The rise of machine learning (ML) systems has exacerbated their carbon footprint due to increased capabilities and model sizes. However, there is scarce knowledge on how the carbon footprint of ML models is actually measured, reported, and evaluated. In light of this, the paper aims to analyze the measurement of the carbon footprint of 1,417 ML models and associated datasets on Hugging Face, which is the most popular repository for pretrained ML models. The goal is to provide insights and recommendations on how to report and optimize the carbon efficiency of ML models. The study includes the first repository mining study on the Hugging Face Hub API on carbon emissions. This study seeks to answer two research questions: (1) how do ML model creators measure and report carbon emissions on Hugging Face Hub?, and (2) what aspects impact the carbon emissions of training ML models? The study yielded several key findings. These include a decreasing proportion of carbon emissions-reporting models, a slight decrease in reported carbon footprint on Hugging Face over the past 2 years, and a continued dominance of NLP as the main application domain. Furthermore, the study uncovers correlations between carbon emissions and various attributes such as model size, dataset size, and ML application domains. These results highlight the need for software measurements to improve energy reporting practices and promote carbon-efficient model development within the Hugging Face community. In response to this issue, two classifications are proposed: one for categorizing models based on their carbon emission reporting practices and another for their carbon efficiency. The aim of these classification proposals is to foster transparency and sustainable model development within the ML community.
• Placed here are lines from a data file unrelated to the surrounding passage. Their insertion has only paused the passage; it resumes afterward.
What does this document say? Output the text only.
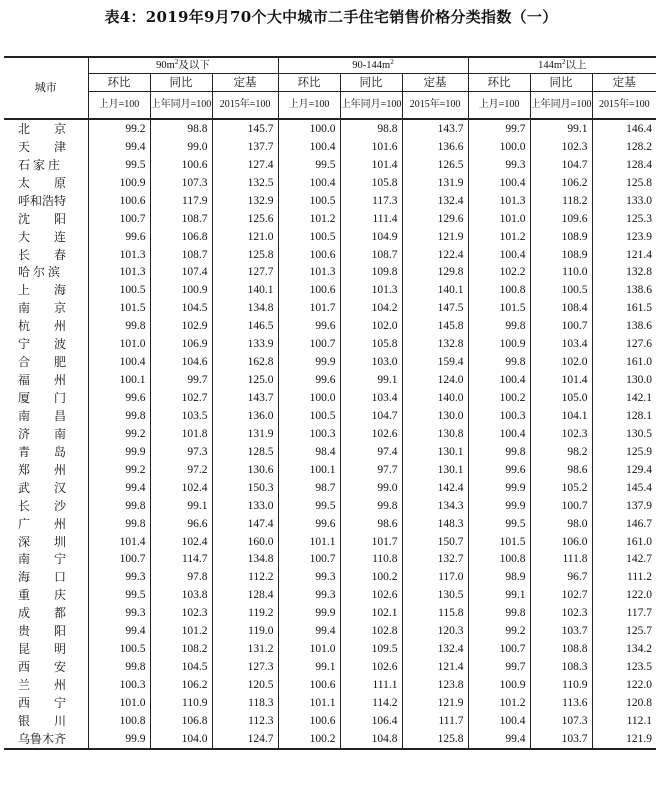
表4：2019年9月70个大中城市二手住宅销售价格分类指数（一）
城市	$90m^2$及以下			$90-144m^2$			$144m^2$以上		
	环比	同比	定基	环比	同比	定基	环比	同比	定基
	上月=100	上年同月=100	2015年=100	上月=100	上年同月=100	2015年=100	上月=100	上年同月=100	2015年=100
北　　京	99.2	98.8	145.7	100.0	98.8	143.7	99.7	99.1	146.4
天　　津	99.4	99.0	137.7	100.4	101.6	136.6	100.0	102.3	128.2
石 家 庄	99.5	100.6	127.4	99.5	101.4	126.5	99.3	104.7	128.4
太　　原	100.9	107.3	132.5	100.4	105.8	131.9	100.4	106.2	125.8
呼和浩特	100.6	117.9	132.9	100.5	117.3	132.4	101.3	118.2	133.0
沈　　阳	100.7	108.7	125.6	101.2	111.4	129.6	101.0	109.6	125.3
大　　连	99.6	106.8	121.0	100.5	104.9	121.9	101.2	108.9	123.9
长　　春	101.3	108.7	125.8	100.6	108.7	122.4	100.4	108.9	121.4
哈 尔 滨	101.3	107.4	127.7	101.3	109.8	129.8	102.2	110.0	132.8
上　　海	100.5	100.9	140.1	100.6	101.3	140.1	100.8	100.5	138.6
南　　京	101.5	104.5	134.8	101.7	104.2	147.5	101.5	108.4	161.5
杭　　州	99.8	102.9	146.5	99.6	102.0	145.8	99.8	100.7	138.6
宁　　波	101.0	106.9	133.9	100.7	105.8	132.8	100.9	103.4	127.6
合　　肥	100.4	104.6	162.8	99.9	103.0	159.4	99.8	102.0	161.0
福　　州	100.1	99.7	125.0	99.6	99.1	124.0	100.4	101.4	130.0
厦　　门	99.6	102.7	143.7	100.0	103.4	140.0	100.2	105.0	142.1
南　　昌	99.8	103.5	136.0	100.5	104.7	130.0	100.3	104.1	128.1
济　　南	99.2	101.8	131.9	100.3	102.6	130.8	100.4	102.3	130.5
青　　岛	99.9	97.3	128.5	98.4	97.4	130.1	99.8	98.2	125.9
郑　　州	99.2	97.2	130.6	100.1	97.7	130.1	99.6	98.6	129.4
武　　汉	99.4	102.4	150.3	98.7	99.0	142.4	99.9	105.2	145.4
长　　沙	99.8	99.1	133.0	99.5	99.8	134.3	99.9	100.7	137.9
广　　州	99.8	96.6	147.4	99.6	98.6	148.3	99.5	98.0	146.7
深　　圳	101.4	102.4	160.0	101.1	101.7	150.7	101.5	106.0	161.0
南　　宁	100.7	114.7	134.8	100.7	110.8	132.7	100.8	111.8	142.7
海　　口	99.3	97.8	112.2	99.3	100.2	117.0	98.9	96.7	111.2
重　　庆	99.5	103.8	128.4	99.3	102.6	130.5	99.1	102.7	122.0
成　　都	99.3	102.3	119.2	99.9	102.1	115.8	99.8	102.3	117.7
贵　　阳	99.4	101.2	119.0	99.4	102.8	120.3	99.2	103.7	125.7
昆　　明	100.5	108.2	131.2	101.0	109.5	132.4	100.7	108.8	134.2
西　　安	99.8	104.5	127.3	99.1	102.6	121.4	99.7	108.3	123.5
兰　　州	100.3	106.2	120.5	100.6	111.1	123.8	100.9	110.9	122.0
西　　宁	101.0	110.9	118.3	101.1	114.2	121.9	101.2	113.6	120.8
银　　川	100.8	106.8	112.3	100.6	106.4	111.7	100.4	107.3	112.1
乌鲁木齐	99.9	104.0	124.7	100.2	104.8	125.8	99.4	103.7	121.9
翻译：机器学习(ML)系统的兴起因其不断增强的能力和模型规模而加剧了其碳足迹。然而，关于ML模型碳足迹实际如何测量、报告和评估的知识仍然匮乏。鉴于此，本文旨在分析Hugging Face上1,417个ML模型及相关数据集的碳足迹测量情况，Hugging Face是最流行的预训练ML模型仓库。目标是为如何报告和优化ML模型的碳效率提供洞见与建议。本研究首次基于Hugging Face Hub API针对碳排放进行了仓库挖掘研究。研究旨在回答两个问题：(1) ML模型创建者如何在Hugging Face Hub上测量和报告碳排放？(2) 哪些方面影响ML模型训练的碳排放？研究得出若干关键发现，包括报告碳排放的模型比例呈下降趋势，过去两年Hugging Face上报告的碳足迹略有减少，以及NLP作为主要应用领域的持续主导地位。此外，研究揭示了碳排放与模型规模、数据集大小及ML应用领域等属性之间的相关性。这些结果凸显了利用软件测量改进能源报告实践、促进Hugging Face社区碳高效模型开发的必要性。针对此问题，本文提出了两种分类：一种用于基于碳排放报告实践对模型进行分类，另一种用于基于碳效率进行分类。这些分类提案旨在促进ML社区的透明度和可持续模型开发。